Constantly pushing others but never pushing myself


            For as long as I can remember I’ve been a pusher. I listen to what people have to say and try to make them realize how easy they can make things happen for themselves if they just try. My biggest flaw though has been the lack of pushing I’ve done for myself. You see, I’ve gotten too comfortable in my routine; too used to not trying new things, that I’ve started to doubt myself. This is where the root of my “rut” began. I felt stuck for over a year until people around me started making their own “big leaps” and the question “what next?” resurfaced in my daily thoughts. You see, I truly believe that everyone needs to do something to shock their system, jolt their perspective and inspire them to live more fulfilling lives. Sometimes that means hitting rock bottom, other times it means picking yourself up and doing something completely out of your comfort-zone. Watching others make these choices was the exact “jolt” I needed.

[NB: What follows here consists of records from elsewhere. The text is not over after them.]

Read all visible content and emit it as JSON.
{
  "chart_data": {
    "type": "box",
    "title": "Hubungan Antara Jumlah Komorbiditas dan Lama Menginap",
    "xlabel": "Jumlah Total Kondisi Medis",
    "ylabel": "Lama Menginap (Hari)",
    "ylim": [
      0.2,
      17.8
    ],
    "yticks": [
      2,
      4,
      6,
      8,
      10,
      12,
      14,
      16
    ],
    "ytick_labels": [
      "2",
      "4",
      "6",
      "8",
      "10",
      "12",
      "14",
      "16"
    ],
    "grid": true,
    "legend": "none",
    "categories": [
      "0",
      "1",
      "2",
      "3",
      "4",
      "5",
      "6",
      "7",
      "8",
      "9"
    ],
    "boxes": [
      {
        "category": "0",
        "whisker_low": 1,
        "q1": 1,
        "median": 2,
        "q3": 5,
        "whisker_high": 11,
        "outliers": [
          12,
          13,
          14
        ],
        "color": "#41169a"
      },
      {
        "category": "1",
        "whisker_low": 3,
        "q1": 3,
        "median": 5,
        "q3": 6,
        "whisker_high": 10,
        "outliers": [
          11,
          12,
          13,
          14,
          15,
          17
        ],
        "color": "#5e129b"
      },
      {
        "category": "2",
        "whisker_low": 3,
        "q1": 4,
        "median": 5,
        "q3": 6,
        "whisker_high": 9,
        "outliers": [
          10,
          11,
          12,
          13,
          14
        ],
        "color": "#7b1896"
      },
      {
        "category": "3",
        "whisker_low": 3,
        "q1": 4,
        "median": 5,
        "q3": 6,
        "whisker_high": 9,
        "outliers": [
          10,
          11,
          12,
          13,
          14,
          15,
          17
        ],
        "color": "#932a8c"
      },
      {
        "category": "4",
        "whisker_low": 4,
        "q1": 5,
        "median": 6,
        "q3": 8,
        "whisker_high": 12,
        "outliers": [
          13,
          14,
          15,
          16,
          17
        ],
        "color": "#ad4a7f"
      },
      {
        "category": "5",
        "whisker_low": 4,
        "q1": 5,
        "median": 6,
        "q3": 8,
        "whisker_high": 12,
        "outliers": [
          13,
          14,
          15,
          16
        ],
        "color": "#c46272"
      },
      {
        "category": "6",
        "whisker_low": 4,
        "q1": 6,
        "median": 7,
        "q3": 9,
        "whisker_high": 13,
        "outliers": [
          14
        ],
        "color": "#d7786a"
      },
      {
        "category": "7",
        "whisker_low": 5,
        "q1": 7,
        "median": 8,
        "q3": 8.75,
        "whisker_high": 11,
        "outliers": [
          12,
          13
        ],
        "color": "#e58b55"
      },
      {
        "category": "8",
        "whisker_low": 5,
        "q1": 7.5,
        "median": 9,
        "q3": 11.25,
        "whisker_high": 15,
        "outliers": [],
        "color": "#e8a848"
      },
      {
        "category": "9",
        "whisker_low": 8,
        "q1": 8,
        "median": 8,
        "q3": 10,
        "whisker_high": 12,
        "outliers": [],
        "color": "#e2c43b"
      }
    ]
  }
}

            The thing about growing up is that nothing last forever and the shortness of life and everything else around you becomes consuming. People will come and go, but it’s important to take what they have to offer and learn from them. Sometimes the most inspiring people will be a blip in your over all timeline, but that small moment can mean the difference between absorbing the time you have or letting it pass you by.
It’s easy to get caught up in work, relationships and school which makes it even more easy to forget who you are and what you want. At twenty-three I’m not entirely sure I know the complete answers to those questions, but what I do know is that I’m doing everything I can to figure it out.